Романчик размахнулся и свалил толкушку за борт коляски. Бросил туда и крышку и стремительно свесился вниз – смотреть, что там так красиво прогремело. Коляска опасно накренилась, Тётушка ойкнула и схватилась за сердце, а я успела поймать испытателя за лямки.
- Нет, я не переживу! - воскликнула Тётушка. – Мне нужен валидол. Где мой валидол?! Нет! – воскликнула она, увидев, что я повернулась к комоду. Нет, не спускай с него глаз. Знаешь что, возьми его на руки. Я тебя умоляю. Если он упадёт – я себе не прощу.
Я подняла с полу крышку и толкушку, вручила Романчику, и он тут же бросил их на пол и повторил попытку выпасть из коляски.

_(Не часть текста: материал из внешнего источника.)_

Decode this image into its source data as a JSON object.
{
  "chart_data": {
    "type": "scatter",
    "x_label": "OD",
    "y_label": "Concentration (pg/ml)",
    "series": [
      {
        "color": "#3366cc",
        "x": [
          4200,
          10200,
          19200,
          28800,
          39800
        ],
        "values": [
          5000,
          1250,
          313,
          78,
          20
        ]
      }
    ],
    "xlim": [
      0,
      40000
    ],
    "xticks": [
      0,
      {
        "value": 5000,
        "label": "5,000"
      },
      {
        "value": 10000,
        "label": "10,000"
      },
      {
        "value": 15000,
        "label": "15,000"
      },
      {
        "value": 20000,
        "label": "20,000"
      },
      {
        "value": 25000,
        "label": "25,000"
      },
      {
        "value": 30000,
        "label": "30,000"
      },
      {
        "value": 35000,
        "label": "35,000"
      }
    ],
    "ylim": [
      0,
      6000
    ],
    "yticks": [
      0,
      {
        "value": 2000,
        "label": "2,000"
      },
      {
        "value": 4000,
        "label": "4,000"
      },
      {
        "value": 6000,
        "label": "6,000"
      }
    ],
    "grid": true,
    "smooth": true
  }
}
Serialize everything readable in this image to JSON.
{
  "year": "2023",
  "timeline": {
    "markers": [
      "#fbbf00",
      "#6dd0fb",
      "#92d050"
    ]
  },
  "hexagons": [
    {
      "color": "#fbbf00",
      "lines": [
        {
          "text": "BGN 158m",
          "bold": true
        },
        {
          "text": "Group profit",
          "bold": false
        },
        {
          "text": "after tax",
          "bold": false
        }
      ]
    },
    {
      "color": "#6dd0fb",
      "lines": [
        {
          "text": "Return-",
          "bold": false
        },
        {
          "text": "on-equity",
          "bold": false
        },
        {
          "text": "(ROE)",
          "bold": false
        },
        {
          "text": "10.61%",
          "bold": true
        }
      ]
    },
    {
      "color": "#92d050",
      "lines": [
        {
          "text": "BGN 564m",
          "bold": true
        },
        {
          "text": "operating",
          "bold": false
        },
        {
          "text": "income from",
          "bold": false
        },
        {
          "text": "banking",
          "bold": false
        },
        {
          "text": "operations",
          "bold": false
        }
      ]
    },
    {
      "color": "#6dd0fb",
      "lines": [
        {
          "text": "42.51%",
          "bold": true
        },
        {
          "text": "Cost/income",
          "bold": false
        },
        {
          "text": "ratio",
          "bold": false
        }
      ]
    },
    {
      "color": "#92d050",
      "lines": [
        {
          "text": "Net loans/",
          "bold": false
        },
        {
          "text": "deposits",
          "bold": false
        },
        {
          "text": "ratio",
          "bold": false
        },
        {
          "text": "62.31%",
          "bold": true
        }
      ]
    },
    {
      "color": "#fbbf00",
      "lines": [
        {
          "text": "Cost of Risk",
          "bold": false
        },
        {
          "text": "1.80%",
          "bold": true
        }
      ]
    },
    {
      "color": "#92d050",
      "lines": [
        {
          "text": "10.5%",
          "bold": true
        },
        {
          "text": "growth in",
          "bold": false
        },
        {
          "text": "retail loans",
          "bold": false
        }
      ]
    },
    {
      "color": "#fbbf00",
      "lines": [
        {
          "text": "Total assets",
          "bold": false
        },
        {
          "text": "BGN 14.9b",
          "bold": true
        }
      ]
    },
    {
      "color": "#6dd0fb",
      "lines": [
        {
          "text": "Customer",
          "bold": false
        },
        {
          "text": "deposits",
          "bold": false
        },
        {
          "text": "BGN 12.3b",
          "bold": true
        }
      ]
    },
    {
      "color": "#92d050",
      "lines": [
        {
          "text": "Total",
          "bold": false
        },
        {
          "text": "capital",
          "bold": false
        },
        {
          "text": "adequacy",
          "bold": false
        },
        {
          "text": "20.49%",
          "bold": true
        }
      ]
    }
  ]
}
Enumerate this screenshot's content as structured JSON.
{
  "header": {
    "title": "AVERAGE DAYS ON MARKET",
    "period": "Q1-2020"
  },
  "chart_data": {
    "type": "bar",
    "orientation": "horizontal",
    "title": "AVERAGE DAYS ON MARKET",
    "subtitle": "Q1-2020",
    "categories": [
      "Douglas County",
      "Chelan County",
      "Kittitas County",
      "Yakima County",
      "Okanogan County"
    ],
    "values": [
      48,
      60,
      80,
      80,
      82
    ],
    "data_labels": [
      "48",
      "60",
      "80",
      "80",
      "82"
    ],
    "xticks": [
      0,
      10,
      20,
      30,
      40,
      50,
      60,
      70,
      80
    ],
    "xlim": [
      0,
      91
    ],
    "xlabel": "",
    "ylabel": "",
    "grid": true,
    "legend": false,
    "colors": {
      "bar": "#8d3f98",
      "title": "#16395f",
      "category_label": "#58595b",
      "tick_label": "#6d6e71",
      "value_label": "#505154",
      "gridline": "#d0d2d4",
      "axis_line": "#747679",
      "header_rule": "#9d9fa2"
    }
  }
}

- Господи, мы за ним не уследим! - воскликнула тётушка. – Зачем я согласилась, чёрт с ней, с этой посудой!
- У вас есть старое одеяло? – спросила я.
- Что ты хочешь? – с тревогой спросила Мария Емельяновна.
- Я думаю, его просто надо посадить на пол, - сказала я. – Тогда ему неоткуда будет падать.
- Это гениально, - одобрила тётушка, трясущимися руками подбирая волосы. – Собирай все пледы, сделаем ему гнездо. Вон там, в углу. И потом сразу валидол...
Да, Романчик был единственной вспышкой в той беспросветности у Марии Емельяновны. В остальном я там была автоматом: машинально ела – потому что меня заставляли – машинально причесывалась и чистила зубы – и смутно ощущала, что всё это со мной было когда-то. Уже всё это я переживала когда-то: быть не человеком, а функцией, овощем, цветком, гусеницей, белкой… и это совсем неплохо…
В тот же вечер Татка дозналась про Романчика и немедленно приняла экстренные меры. Меня срочно передислоцировали за город. Всё было обтяпано с присущей Татке оперативностью: быстрые разговоры шёпотом, короткие переговоры, несколько телефонных звонков приглушённым голосом - и вот я здесь, на даче одной из тётушкиных старинных подружек. По Таткиному мнению прогулки по саду и чаепития под старой грушей более целительны, чем сидеть на шестом этаже, уткнувшись носом в Шемаханскую царицу.